Zamanımızda aklın almakta güçlük çekeceği bilimsel çalışmalar yapılıyor. Henüz ucunu gördüğümüz bu gelişmeler biraz daha hız kazandığında insanların kabullerini alt üst edecek büyük bir dönüşüm başlayabilir. İnsanlar aslında asla sahip olamayacakları şeylere kavuşmak üzere olduklarını, hatta kavuştuklarını sanabilirler. Ne demek istediğimizi biraz açarsak, insanlar bilimin ve teknolojinin onları ölümden ve acizlikten kurtaracağını düşünebilirler. Çok saçma görünen bu düşünce aslında yüzüğün aldatıcı gücüyle pek çokları tarafından kabul edilebilir. Son dönemde bilim adamlarının uğraştığı dudak uçuklatan çalışmalara baktığımızda neyin gelmekte olduğuna dair fikir edinebiliriz. Genetik alanında yapılan çalışmalarda insanın ömrünün nasıl uzatılabileceği ve genlerine müdahale ile insanların nasıl daha üstün özellikler kazanabileceği araştırılıyor. Ayrıca robot teknolojisinde yaşanan gelişmelerle insan ve makine karışımı bir organizma meydana getirmek üzerinde duruluyor. Kol ve bacak gibi bazı vücut parçalarının üretimi ve kullanımı şu an gerçekleşmiş durumda. Öte yandan bilgisayar teknolojisi, yapay zeka çalışmaları, insan zihninin kopyalanarak sanal ortama aktarılması ve bu şekilde ölmüş insanların sanal ortamda bilinçleriyle varlıklarını sürdürebileceklerinin düşünülmesi, bizi ne kadar çılgın ve akıl karıştırıcı bir dünyanın beklediğini gösteriyor.

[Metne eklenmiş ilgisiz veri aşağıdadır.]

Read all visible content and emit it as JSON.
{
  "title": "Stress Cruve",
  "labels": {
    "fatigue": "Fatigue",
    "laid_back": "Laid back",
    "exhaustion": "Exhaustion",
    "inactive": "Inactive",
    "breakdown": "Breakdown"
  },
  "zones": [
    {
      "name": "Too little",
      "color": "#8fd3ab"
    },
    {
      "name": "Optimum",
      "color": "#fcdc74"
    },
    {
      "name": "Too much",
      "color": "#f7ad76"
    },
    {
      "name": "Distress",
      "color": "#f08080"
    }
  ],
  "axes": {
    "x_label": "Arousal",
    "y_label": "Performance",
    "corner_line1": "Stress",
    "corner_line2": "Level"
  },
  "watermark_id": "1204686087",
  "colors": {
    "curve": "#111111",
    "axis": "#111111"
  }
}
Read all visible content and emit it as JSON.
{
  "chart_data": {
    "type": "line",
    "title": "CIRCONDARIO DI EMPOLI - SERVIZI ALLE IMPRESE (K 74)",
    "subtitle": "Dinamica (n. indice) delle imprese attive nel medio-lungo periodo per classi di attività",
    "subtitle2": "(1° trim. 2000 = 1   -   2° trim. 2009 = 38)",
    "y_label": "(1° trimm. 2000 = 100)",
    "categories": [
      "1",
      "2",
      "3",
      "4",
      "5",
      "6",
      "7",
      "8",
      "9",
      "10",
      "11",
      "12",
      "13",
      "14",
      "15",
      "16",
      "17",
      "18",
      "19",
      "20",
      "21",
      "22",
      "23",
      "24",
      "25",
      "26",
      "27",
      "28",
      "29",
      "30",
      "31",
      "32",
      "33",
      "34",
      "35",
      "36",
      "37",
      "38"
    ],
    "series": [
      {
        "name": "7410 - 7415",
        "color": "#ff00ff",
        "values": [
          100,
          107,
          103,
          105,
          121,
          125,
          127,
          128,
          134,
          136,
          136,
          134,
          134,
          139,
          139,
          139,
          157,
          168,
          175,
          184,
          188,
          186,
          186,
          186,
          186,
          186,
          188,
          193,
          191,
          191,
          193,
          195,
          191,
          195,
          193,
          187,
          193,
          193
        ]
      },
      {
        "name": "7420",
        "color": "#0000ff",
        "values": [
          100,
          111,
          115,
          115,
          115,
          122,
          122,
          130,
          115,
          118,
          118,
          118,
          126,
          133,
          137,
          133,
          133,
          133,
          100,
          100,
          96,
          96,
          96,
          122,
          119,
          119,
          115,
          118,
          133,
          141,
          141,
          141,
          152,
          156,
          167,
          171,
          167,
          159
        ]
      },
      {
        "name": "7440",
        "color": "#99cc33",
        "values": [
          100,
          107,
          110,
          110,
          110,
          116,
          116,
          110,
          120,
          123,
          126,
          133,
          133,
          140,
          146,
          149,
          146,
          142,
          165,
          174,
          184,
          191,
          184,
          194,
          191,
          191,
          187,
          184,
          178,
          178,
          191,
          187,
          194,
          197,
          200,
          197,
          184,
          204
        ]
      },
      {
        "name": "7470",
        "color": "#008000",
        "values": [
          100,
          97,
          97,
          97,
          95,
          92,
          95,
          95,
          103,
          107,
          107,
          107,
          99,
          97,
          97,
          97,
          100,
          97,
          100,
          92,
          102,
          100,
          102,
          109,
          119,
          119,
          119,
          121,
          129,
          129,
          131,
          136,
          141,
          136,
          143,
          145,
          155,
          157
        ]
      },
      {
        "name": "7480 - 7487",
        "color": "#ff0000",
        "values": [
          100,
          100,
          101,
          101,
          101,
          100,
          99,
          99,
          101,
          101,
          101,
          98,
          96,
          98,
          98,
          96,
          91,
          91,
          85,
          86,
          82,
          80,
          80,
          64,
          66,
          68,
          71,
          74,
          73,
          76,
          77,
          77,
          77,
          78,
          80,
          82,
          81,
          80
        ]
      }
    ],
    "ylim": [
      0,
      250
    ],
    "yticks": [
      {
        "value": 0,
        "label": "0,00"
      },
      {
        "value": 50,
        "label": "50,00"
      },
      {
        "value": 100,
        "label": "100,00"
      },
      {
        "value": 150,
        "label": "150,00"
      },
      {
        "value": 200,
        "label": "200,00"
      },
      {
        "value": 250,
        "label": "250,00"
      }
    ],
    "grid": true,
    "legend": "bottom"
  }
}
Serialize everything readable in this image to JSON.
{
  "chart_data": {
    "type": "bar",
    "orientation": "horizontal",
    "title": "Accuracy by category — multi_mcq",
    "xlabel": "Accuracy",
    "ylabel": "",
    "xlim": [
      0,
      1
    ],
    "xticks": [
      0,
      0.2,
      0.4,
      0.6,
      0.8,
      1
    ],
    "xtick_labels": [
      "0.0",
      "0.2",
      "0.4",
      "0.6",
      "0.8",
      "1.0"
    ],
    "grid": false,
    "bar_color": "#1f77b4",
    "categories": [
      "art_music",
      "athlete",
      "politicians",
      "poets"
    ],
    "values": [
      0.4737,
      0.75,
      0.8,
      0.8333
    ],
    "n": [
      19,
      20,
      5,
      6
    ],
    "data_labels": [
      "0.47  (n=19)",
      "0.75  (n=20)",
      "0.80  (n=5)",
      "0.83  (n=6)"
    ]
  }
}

Aslında tohumları çok önceden atılmış, edebiyat ve sinemayla işaretlerini vermiş gelişmeler bunlar. Mary Shelly üç yüzyıl önce Frankenstein’ı, H.G. Wells ise yüz yirmi yıl önce Dr. Moreau’nun Adasını yazdıklarında bu tohumları atmışlardı. Bu romanlar sadece yazarlarının derin hayal güçlerine dayanmıyordu, aynı zamanda bazı önemli insanlar tarafından da paylaşılan bir dünya görüşünün ürünüydüler.
Sinema klasikleri arasına çoktan girmiş olan Terminatör, Matrix gibi yapımlarda yaklaşmakta olanı haber veriyordu. Sadece bilimkurgunun konusu olduğu düşünülen meseleler artık en ciddi mecralarda çalışılmakta. Teknoloji bize çağın yüzüklerini sunmakta. Tabi daha önce olduğu gibi esas yüzük diğerlerine hükmedecek. Teknolojinin sunduğu imkanlardan yararlanmanın, güç talebinin bir karşılığı olacak. Kadim zamanlardaki gibi her şeye sahip olmak isterken köle olma tehlikesi kapımızda. Yine o zaman olduğu gibi birilerinin bununla mücadele etmesi gerekiyor. Tabii ki burada bilim ve teknolojiye karşı savaşmaktan söz etmiyoruz, sadece insanları yüzük tayflarına dönüştürecek tehlikeye dikkat çekmek istiyoruz. Teknoloji ve bilim insana hizmet eden unsurlar olmaktan çıkıp insanı köleleştiren mekanizmalar haline geliyorsa, insanı aslından uzaklaştırıp başka bir varlığa dönüştürmeye çalışıyorsa burada ciddi bir tehdit söz konusudur. Yüzük bir kez daha ayartıcı vaatleriyle farklı bir biçimde karşımıza çıkmıştır.